Pour ces raisons, le nom de Jaworski mérite de s'échapper du cercle restreint des amateurs de fantasy. D'autant plus que les nouvelles choisies, et ça n'est assurément pas un hasard, sont celles qui se rattachent le moins à ce genre. Comme les autres textes du recueil Janua vera, comme aussi l'excellent roman Gagner la guerre, où on retrouve cités quelques-uns des personnages de "Comment Blandin fut perdu" (Albinello, Gaideris, Annoeth…), elles prennent place dans le Vieux Royaume, ce monde médiéval-fantastique imaginé par l'auteur, mais elles se rapprochent aussi d'œuvres classiques.

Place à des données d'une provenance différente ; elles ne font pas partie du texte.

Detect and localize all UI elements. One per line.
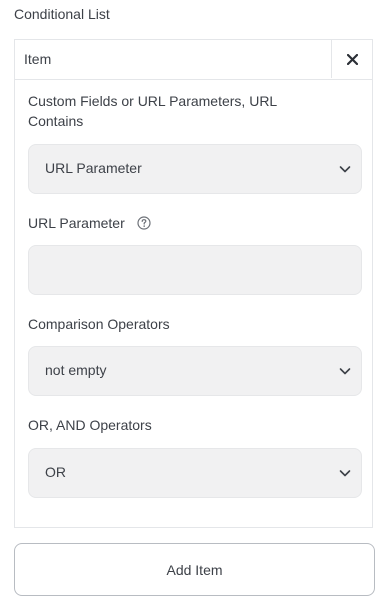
add-item-button[interactable]: Add Item bbox=[14, 543, 375, 596]
url-parameter-label-row: URL Parameter bbox=[28, 213, 328, 233]
url-parameter-input[interactable] bbox=[28, 245, 362, 295]
remove-item-button[interactable] bbox=[331, 40, 372, 78]
logic-operators-value: OR bbox=[45, 464, 66, 480]
comparison-operators-value: not empty bbox=[45, 362, 107, 378]
item-title[interactable]: Item bbox=[24, 51, 51, 67]
conditional-item-panel: Item Custom Fields or URL Parameters, UR… bbox=[14, 39, 373, 528]
logic-operators-label: OR, AND Operators bbox=[28, 417, 152, 433]
source-type-label: Custom Fields or URL Parameters, URL Con… bbox=[28, 93, 277, 129]
comparison-operators-label: Comparison Operators bbox=[28, 316, 170, 332]
item-header: Item bbox=[15, 40, 372, 80]
close-icon bbox=[346, 53, 358, 65]
url-parameter-label: URL Parameter bbox=[28, 215, 125, 231]
question-circle-icon[interactable] bbox=[137, 216, 151, 230]
section-title: Conditional List bbox=[14, 6, 110, 22]
chevron-down-icon bbox=[339, 166, 351, 173]
source-type-value: URL Parameter bbox=[45, 160, 142, 176]
comparison-operators-select[interactable]: not empty bbox=[28, 346, 362, 396]
chevron-down-icon bbox=[339, 470, 351, 477]
logic-operators-select[interactable]: OR bbox=[28, 448, 362, 498]
chevron-down-icon bbox=[339, 368, 351, 375]
source-type-select[interactable]: URL Parameter bbox=[28, 144, 362, 194]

"Montefellóne", par exemple, prend la forme d'un récit de guerre réaliste, avec son cortège de violences, d'absurdités et de tragédie. Certes, le monde que dépeint Jaworski est fictif, les lieux et le cadre sont inventés, mais il n'y a aucun élément fantastique dans son histoire. Son contexte est celui d'un vrai conflit médiéval. Plus qu'un récit escapiste, il pose des questions qui s'appliquent à tout type de confrontation politique : qu'est-ce que le bon camp ? Comment le choisir ? Gagner la guerre est-elle une fin en soi ? Est-ce la loyauté qui définit le bon soldat ? Est-ce l'héroïsme ? Ou autre chose encore ?

Quant à l'histoire d'amour impossible de "Comment Blandin fut perdu", elle relève du conte fantasmagorique plutôt que de la fantasy, le narrateur Albinello, il est précisé dès les premiers paragraphes, s'ingéniant à mêler le faux au vrai au fil de son récit. Et puis bien sûr, son attache à une littérature plus reconnue est d'autant plus évidente que son titre, tout comme son histoire de peintres, évoquent le Comment Wang-Fô fut sauvé de Marguerite Yourcenar.

Ces deux nouvelles, on l'a dit, sont brillantes. Mais comme toute les autres du recueil Janua vera, dont il est injustifié, voire déplorable, de les avoir séparées, au nom sans doute d'une distinction entre littératures qui n'est rien qu'infondée, en raison de préjugés déplacés et d'une hiérarchie des arts dont l'existence même d'un Jean-Philippe Jaworski démontre tout l'archaïsme.